Chutes de Papapapaitai
"Une chute de cent mètres dans une gorge qu'on ne peut pas atteindre — certaines choses valent mieux observées que possédées."
La route qui traverse le centre d’Upolu — la Cross Island Road — monte vers l’intérieur et devient une route d’un autre type : la chaleur côtière cède la place à un air plus frais et plus humide qui sent la forêt et la terre mouillée, et la végétation de chaque côté de la route s’épaissit de broussailles côtières en une véritable canopée. Au point le plus haut de la route, marqué par un petit arrêt avec une rambarde en béton d’un côté, se trouve le belvédère des chutes de Papapapaitai. Il n’y a pas de sentier vers le bas. Il n’y a pas de chemin jusqu’à la base. Ce qu’il y a, depuis la rambarde en bord de route, c’est une vue directe dans une gorge où, après un moment d’ajustement à l’échelle de ce qu’on voit, un fil d’eau blanche devient une cascade de 100 mètres qui tombe en traversant plusieurs ruptures dans la falaise de basalte avant de disparaître dans la forêt et la brume loin en dessous.
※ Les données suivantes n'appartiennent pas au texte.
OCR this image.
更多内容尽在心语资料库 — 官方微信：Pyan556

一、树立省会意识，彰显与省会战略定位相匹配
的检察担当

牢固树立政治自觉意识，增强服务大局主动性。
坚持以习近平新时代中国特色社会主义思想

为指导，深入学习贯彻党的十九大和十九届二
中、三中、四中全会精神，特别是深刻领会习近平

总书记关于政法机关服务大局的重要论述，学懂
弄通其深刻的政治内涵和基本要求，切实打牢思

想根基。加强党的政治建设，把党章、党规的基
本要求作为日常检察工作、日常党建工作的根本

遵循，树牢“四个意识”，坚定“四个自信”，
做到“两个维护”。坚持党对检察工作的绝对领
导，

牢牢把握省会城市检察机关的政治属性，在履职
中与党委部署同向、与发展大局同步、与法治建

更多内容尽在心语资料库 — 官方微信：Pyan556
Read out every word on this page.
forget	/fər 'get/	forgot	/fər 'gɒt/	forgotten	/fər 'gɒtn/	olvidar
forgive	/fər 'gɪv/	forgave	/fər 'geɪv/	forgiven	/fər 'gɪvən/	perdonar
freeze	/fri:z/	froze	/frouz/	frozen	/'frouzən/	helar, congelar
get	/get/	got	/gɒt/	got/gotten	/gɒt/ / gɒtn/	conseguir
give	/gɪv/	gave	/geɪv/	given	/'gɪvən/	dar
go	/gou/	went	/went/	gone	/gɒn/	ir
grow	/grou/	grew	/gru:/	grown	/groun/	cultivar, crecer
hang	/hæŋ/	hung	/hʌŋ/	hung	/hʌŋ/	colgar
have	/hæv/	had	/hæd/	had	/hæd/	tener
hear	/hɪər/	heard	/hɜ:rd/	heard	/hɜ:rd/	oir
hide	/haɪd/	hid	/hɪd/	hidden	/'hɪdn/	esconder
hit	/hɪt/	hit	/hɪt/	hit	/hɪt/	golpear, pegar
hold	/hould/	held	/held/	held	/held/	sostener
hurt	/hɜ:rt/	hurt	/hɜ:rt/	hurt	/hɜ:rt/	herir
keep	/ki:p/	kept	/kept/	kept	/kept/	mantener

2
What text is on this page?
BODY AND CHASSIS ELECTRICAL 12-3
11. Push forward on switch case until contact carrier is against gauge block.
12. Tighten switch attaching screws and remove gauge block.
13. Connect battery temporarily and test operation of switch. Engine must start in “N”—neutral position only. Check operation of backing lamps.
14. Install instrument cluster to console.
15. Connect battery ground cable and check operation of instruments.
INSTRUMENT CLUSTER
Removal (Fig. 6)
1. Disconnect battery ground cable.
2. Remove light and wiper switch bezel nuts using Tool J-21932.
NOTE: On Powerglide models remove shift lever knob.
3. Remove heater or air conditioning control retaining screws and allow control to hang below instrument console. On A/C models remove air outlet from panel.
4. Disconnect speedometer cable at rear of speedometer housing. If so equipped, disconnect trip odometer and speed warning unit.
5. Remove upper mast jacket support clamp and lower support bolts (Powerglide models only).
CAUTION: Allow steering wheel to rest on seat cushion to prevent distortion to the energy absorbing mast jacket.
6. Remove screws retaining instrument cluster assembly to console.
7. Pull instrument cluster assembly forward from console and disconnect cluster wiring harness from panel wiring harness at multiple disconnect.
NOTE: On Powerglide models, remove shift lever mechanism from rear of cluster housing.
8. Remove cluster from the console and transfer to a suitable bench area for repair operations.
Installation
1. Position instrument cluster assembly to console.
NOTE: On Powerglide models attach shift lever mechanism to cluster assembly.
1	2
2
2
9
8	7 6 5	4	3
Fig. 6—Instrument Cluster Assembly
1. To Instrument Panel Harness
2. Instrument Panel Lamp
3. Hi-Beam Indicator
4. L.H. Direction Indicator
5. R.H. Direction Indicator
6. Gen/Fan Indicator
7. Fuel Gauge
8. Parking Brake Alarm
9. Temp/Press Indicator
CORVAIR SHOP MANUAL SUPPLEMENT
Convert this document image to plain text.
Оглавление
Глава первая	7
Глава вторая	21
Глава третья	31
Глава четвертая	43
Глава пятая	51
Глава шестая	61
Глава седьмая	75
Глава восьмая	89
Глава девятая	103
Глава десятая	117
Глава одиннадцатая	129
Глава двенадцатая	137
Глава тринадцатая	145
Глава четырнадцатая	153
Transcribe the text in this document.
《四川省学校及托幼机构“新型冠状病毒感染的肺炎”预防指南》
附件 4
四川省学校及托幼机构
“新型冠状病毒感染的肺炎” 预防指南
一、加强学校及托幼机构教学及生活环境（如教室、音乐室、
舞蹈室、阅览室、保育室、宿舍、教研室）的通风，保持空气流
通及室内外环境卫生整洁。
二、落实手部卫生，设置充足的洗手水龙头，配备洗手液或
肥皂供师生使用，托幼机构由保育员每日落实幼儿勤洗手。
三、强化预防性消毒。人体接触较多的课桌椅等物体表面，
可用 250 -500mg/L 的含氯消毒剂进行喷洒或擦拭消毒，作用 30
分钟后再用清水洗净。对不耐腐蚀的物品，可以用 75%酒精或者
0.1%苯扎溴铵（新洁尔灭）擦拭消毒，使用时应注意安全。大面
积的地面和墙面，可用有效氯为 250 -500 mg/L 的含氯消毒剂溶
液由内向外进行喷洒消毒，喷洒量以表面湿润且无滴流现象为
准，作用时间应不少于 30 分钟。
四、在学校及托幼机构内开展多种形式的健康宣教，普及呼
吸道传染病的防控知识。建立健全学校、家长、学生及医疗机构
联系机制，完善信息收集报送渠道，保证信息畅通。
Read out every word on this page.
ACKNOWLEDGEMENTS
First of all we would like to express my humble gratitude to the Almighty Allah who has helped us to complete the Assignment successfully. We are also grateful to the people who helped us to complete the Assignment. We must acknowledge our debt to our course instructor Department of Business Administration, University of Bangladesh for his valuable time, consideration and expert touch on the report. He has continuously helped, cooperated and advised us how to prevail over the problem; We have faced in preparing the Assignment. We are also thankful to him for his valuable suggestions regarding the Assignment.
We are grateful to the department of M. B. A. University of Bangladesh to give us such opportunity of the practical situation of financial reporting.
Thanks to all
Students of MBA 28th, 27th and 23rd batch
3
Les chutes sont alimentées par les ruisseaux du bassin versant du réservoir d’Afulilo, et après la pluie — ce qui dans les hautes terres peut signifier presque n’importe quel jour — le volume augmente de façon spectaculaire, le fil blanc devenant un rideau complet qui porte le tonnerre de l’eau qui tombe jusqu’à la route. Quand je me suis arrêté, il avait plu la nuit précédente, et les chutes étaient dans un état que je ne peux qualifier que d’emphatique. La brume de l’impact à la base était visible montant de la gorge en lentes colonnes, capturant la lumière du matin de sorte que l’air au-dessus de la chute semblait légèrement lumineux. Un arc-en-ciel est apparu et disparu au passage des nuages. Je suis resté longtemps à la rambarde à regarder cela se produire, ce qui a attiré un bref regard de perplexité polie d’une famille samoane qui s’était également arrêtée, avait photographié les chutes en environ quarante-cinq secondes, et regagnait sa voiture.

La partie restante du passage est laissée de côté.